I wanted to completely change the circle of communication. Now I’m still thinking about how I can solve the issue of a permanent interesting job, but it seems that I’m not quite sure of myself yet - I lack some knowledge, skills, and, accordingly, I can’t choose a field in which I will really be interested.

I graduated from the Faculty of Philosophy, and before that I studied for a year and a half at the Faculty of Radiophysics, but then I realised that I was no programmer.

Probably, I need to go back to studying, because it's not too late...  I'm still thinking. I am slowly coming to the realisation that in order to be successful you need to study well, and I, in fact, have never studied - a student’s hectic life has always interested me much more in science, and in order to get normal grades, I cheated and dodged much more often than I took anything seriously.

Now, in truth, I regret it... Especially after I saw life abroad. Well, emotional experience - yes, I will remember it with a smile on my face. It was very, very interesting.

We don't know much about it, really.
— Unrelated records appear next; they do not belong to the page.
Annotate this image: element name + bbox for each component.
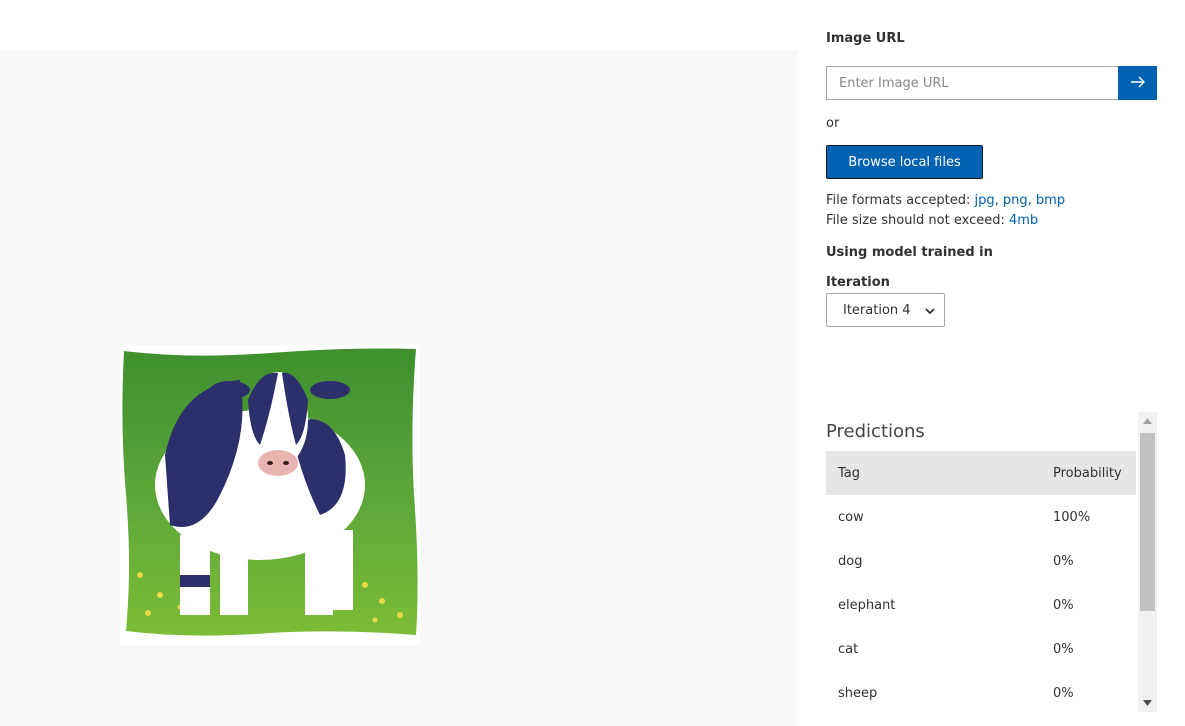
predictions-scrollbar[interactable] [1138,412,1157,712]
tag-cell: cat [838,641,859,657]
scroll-up-arrow-icon[interactable] [1138,412,1157,430]
table-row: cat 0% [826,627,1136,671]
tag-cell: sheep [838,685,878,701]
tag-cell: cow [838,509,864,525]
browse-local-files-button[interactable]: Browse local files [826,145,983,179]
table-row: elephant 0% [826,583,1136,627]
or-separator: or [826,116,840,131]
predictions-title: Predictions [826,421,925,442]
probability-cell: 100% [1053,509,1091,525]
probability-cell: 0% [1053,553,1074,569]
iteration-label: Iteration [826,275,890,290]
image-url-label: Image URL [826,31,905,46]
file-size-info: File size should not exceed: 4mb [826,213,1038,228]
submit-url-button[interactable] [1118,66,1157,100]
column-header-probability: Probability [1053,465,1122,481]
table-row: cow 100% [826,495,1136,539]
chevron-down-icon [924,305,936,321]
file-size-value: 4mb [1009,213,1039,228]
arrow-right-icon [1130,74,1146,93]
iteration-dropdown[interactable]: Iteration 4 [826,293,945,327]
file-size-label: File size should not exceed: [826,213,1005,228]
scroll-down-arrow-icon[interactable] [1138,694,1157,712]
image-url-row [826,66,1157,100]
image-url-input[interactable] [826,66,1118,100]
tag-cell: elephant [838,597,896,613]
probability-cell: 0% [1053,597,1074,613]
tag-cell: dog [838,553,863,569]
file-formats-info: File formats accepted: jpg, png, bmp [826,193,1065,208]
probability-cell: 0% [1053,685,1074,701]
uploaded-image [120,345,420,645]
table-row: dog 0% [826,539,1136,583]
side-panel: Image URL or Browse local files File for… [826,0,1166,726]
predictions-table: Tag Probability cow 100% dog 0% elephant… [826,451,1136,715]
iteration-selected-value: Iteration 4 [843,302,911,318]
image-preview-pane [0,50,797,726]
table-row: sheep 0% [826,671,1136,715]
scrollbar-thumb[interactable] [1140,433,1155,611]
table-header: Tag Probability [826,451,1136,495]
probability-cell: 0% [1053,641,1074,657]
column-header-tag: Tag [838,465,861,481]
file-formats-label: File formats accepted: [826,193,971,208]
model-heading: Using model trained in [826,245,993,260]
file-formats-value: jpg, png, bmp [974,193,1066,208]
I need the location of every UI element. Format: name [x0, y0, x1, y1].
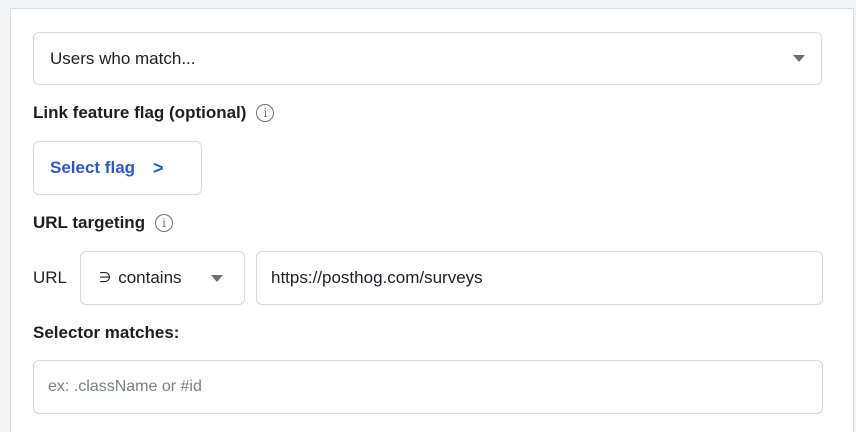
- page: Users who match... Link feature flag (op…: [0, 0, 856, 432]
- select-flag-button[interactable]: Select flag >: [33, 141, 202, 195]
- selector-input[interactable]: [33, 360, 823, 414]
- feature-flag-heading: Link feature flag (optional) i: [33, 103, 275, 123]
- select-flag-label: Select flag: [50, 158, 136, 177]
- url-operator-select[interactable]: ∋ contains: [80, 251, 245, 305]
- audience-select-value: Users who match...: [50, 48, 196, 68]
- url-row-label: URL: [33, 268, 68, 287]
- selector-heading: Selector matches:: [33, 323, 179, 343]
- audience-select[interactable]: Users who match...: [33, 32, 822, 85]
- chevron-down-icon: [211, 274, 223, 282]
- info-icon[interactable]: i: [155, 214, 174, 232]
- feature-flag-label: Link feature flag (optional): [33, 103, 247, 122]
- contains-symbol-icon: ∋: [99, 270, 112, 286]
- url-operator-value: contains: [118, 268, 182, 287]
- url-targeting-heading: URL targeting i: [33, 213, 174, 233]
- chevron-right-icon: >: [153, 157, 164, 178]
- info-icon[interactable]: i: [256, 104, 275, 122]
- selector-label: Selector matches:: [33, 323, 180, 342]
- chevron-down-icon: [793, 55, 805, 62]
- url-targeting-label: URL targeting: [33, 213, 146, 232]
- url-input[interactable]: [256, 251, 823, 305]
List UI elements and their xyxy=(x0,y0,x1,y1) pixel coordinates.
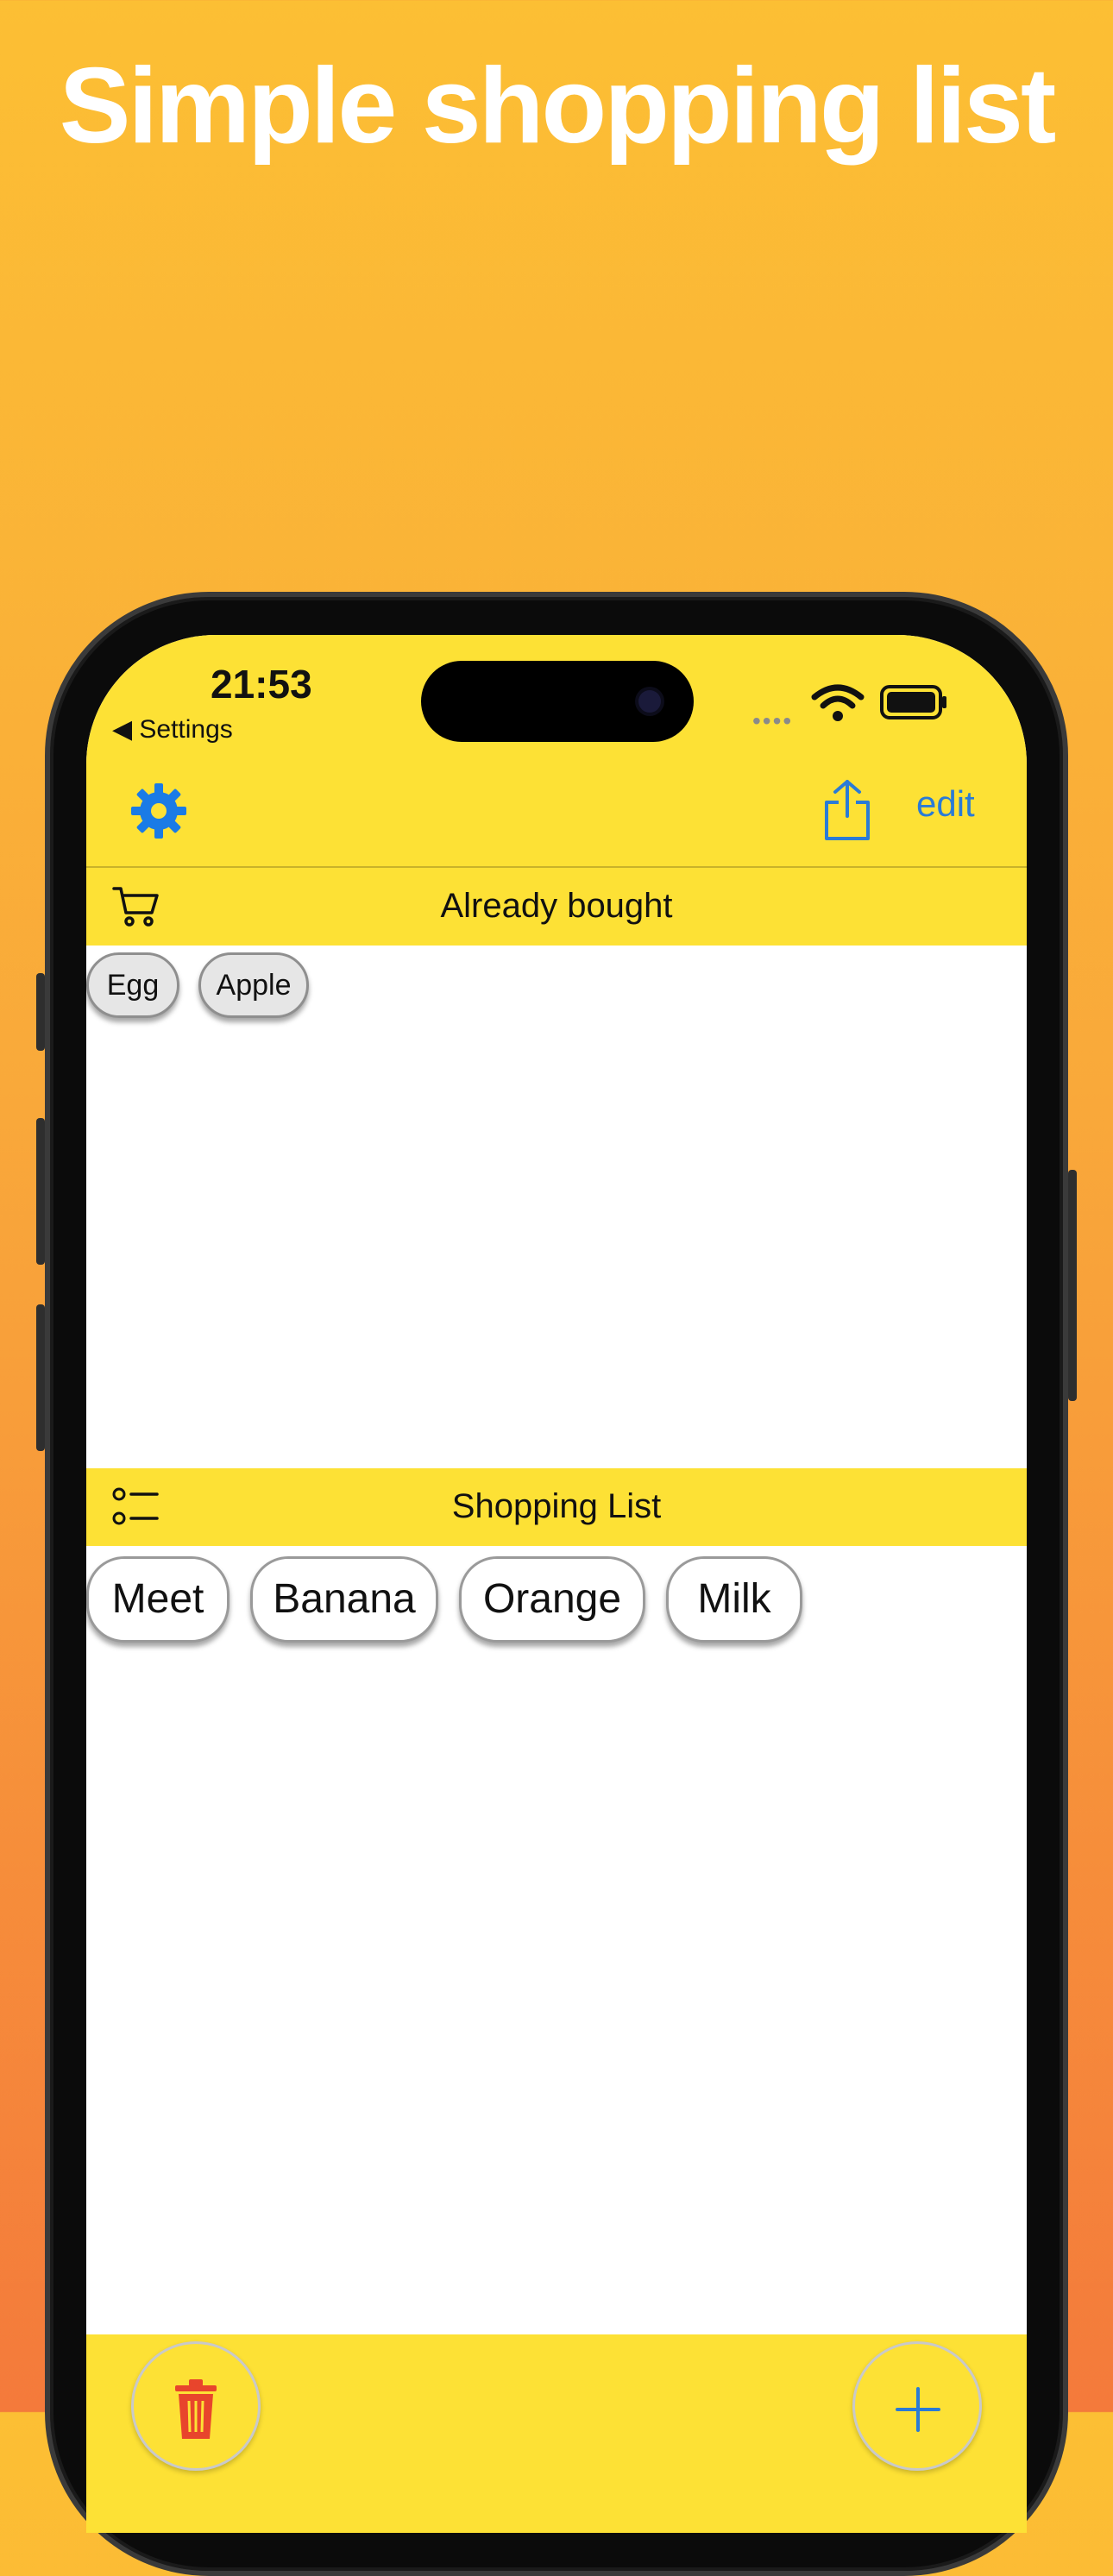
shopping-item-milk[interactable]: Milk xyxy=(666,1556,802,1643)
phone-power-button xyxy=(1068,1170,1077,1401)
signal-dots-icon: •••• xyxy=(752,707,794,734)
phone-volume-up-button xyxy=(36,1118,45,1265)
phone-volume-down-button xyxy=(36,1304,45,1451)
already-bought-title: Already bought xyxy=(440,887,673,925)
already-bought-list: Egg Apple xyxy=(86,942,1027,1218)
phone-action-button xyxy=(36,973,45,1051)
share-icon[interactable] xyxy=(821,778,873,844)
battery-icon xyxy=(880,685,946,719)
wifi-icon xyxy=(811,684,865,721)
bottom-toolbar xyxy=(86,2334,1027,2533)
shopping-list: Meet Banana Orange Milk xyxy=(86,1546,1027,2305)
shopping-item-meet[interactable]: Meet xyxy=(86,1556,230,1643)
app-screen: 21:53 ◀ Settings •••• edit Already bough… xyxy=(86,635,1027,2533)
trash-icon xyxy=(175,2379,217,2439)
promo-headline: Simple shopping list xyxy=(59,47,1057,166)
plus-icon xyxy=(896,2387,940,2432)
camera-icon xyxy=(638,690,661,713)
delete-button[interactable] xyxy=(131,2341,261,2471)
shopping-item-orange[interactable]: Orange xyxy=(459,1556,645,1643)
back-to-settings-link[interactable]: ◀ Settings xyxy=(112,714,233,745)
status-time: 21:53 xyxy=(211,662,312,707)
edit-button[interactable]: edit xyxy=(916,783,975,825)
top-toolbar: edit xyxy=(86,764,1027,868)
bought-item-apple[interactable]: Apple xyxy=(198,952,309,1018)
shopping-list-header: Shopping List xyxy=(86,1468,1027,1546)
already-bought-header: Already bought xyxy=(86,868,1027,946)
shopping-item-banana[interactable]: Banana xyxy=(250,1556,438,1643)
shopping-list-title: Shopping List xyxy=(451,1487,662,1525)
add-item-button[interactable] xyxy=(852,2341,982,2471)
bought-item-egg[interactable]: Egg xyxy=(86,952,179,1018)
gear-icon[interactable] xyxy=(129,782,188,840)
Yes, everyone knows that Alla Pugacheva gave birth to children by a surrogate mother, but no one even imagines that this can happen right next to us.

You can, of course, become a professional surrogate mother - there are those too. But to live in order to give birth to children to other people all the time - even I think that this is something abnormal. And money really didn't seem to matter to me. But this is also a good experience: now I know more about my shortcomings; at least that I shouldn't be given a large amount of money (laughs - author's note). If only I could buy a car!

- Have you ever been to France?

No, and I would love to. These guys, the parents of my surrogate son, invited me to visit, they say I can come at any time. But so far for me it is a matter of documents and money.